Preface
=======

December, 1997


You hold in your hand one of 16 volumes (over 7200 pages!) of the
printed complete source code to PGP Version 5.5. In keeping with my
own long-standing tradition from the days before I started PGP Inc,
our source code is being openly published to facilitate peer review.
This allows everyone to assure themselves that there are no hidden
back doors that might compromise security.

It's nice to be able to publish these books without having to fight
an extensive legal battle. As you may know, while a printed book or
other printed material setting forth encryption source code is not
itself subject to U.S. Export Administration Regulations, (see EAR
734.3(b)(2)), the U.S. government says it is considering whether
and to what extent scannable encryption source or object code in
printed form should be subject to the regulations. We think this is
rather remarkable in light of the ruling by U.S. District Court Judge
Marilyn Hall Patel who said, "Source code...is speech afforded the
full protection of the First Amendment." Bernstein v. United States
Dept. of State, 922 F. Supp. 1426, 1428-30 (N.D.Cal. 1996). In any
event, according to both the export regulations and the court, the
publication of this book is perfectly legal.

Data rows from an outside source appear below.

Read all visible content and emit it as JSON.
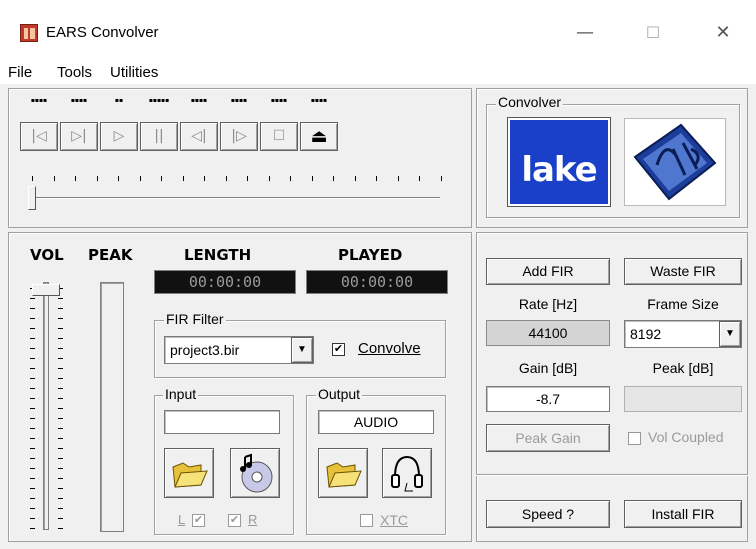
{
  "window": {
    "title": "EARS Convolver",
    "minimize_glyph": "—",
    "maximize_glyph": "☐",
    "close_glyph": "✕"
  },
  "menu": [
    "File",
    "Tools",
    "Utilities"
  ],
  "transport": {
    "buttons": [
      {
        "name": "skip-back",
        "glyph": "|◁"
      },
      {
        "name": "skip-forward",
        "glyph": "▷|"
      },
      {
        "name": "play",
        "glyph": "▷"
      },
      {
        "name": "pause",
        "glyph": "||"
      },
      {
        "name": "rewind",
        "glyph": "◁|"
      },
      {
        "name": "fast-forward",
        "glyph": "|▷"
      },
      {
        "name": "stop",
        "glyph": "☐"
      },
      {
        "name": "eject",
        "glyph": "⏏"
      }
    ],
    "position": 0
  },
  "convolver": {
    "group_label": "Convolver",
    "lake_logo": "lake",
    "ears_logo": "EARS"
  },
  "meters": {
    "vol_label": "VOL",
    "peak_label": "PEAK",
    "length_label": "LENGTH",
    "played_label": "PLAYED",
    "length_value": "00:00:00",
    "played_value": "00:00:00"
  },
  "fir_filter": {
    "group_label": "FIR Filter",
    "selected": "project3.bir",
    "convolve_label": "Convolve",
    "convolve_checked": true
  },
  "input": {
    "group_label": "Input",
    "value": "",
    "l_label": "L",
    "r_label": "R"
  },
  "output": {
    "group_label": "Output",
    "value": "AUDIO",
    "xtc_label": "XTC"
  },
  "controls": {
    "add_fir": "Add FIR",
    "waste_fir": "Waste FIR",
    "rate_label": "Rate [Hz]",
    "rate_value": "44100",
    "frame_size_label": "Frame Size",
    "frame_size_value": "8192",
    "gain_label": "Gain [dB]",
    "gain_value": "-8.7",
    "peak_label": "Peak [dB]",
    "peak_value": "",
    "peak_gain": "Peak Gain",
    "vol_coupled": "Vol Coupled",
    "speed": "Speed ?",
    "install_fir": "Install FIR"
  },
  "colors": {
    "lake_bg": "#1a3fc9",
    "lcd_bg": "#111111"
  }
}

For those of you unfamiliar with the legal history of PGP, it's worth
noting how we got here. Between 1993 and 1996 I was the target of a
criminal investigation by US Customs. The US government was taking
the position that encryption software should not be exported without
a license from the State Department. Since PGP was published for free
on the Internet in 1991 and subsequently spread all around the world,
the government assumed that the law must have been broken. That
triggered the creation of a mostly pro-bono legal defense team, a legal
defense fund, and three years of almost daily press interviews. The
press was overwhelmingly against prosecuting and the cryptographic
policy issue was drawing the wrath of the whole computer industry.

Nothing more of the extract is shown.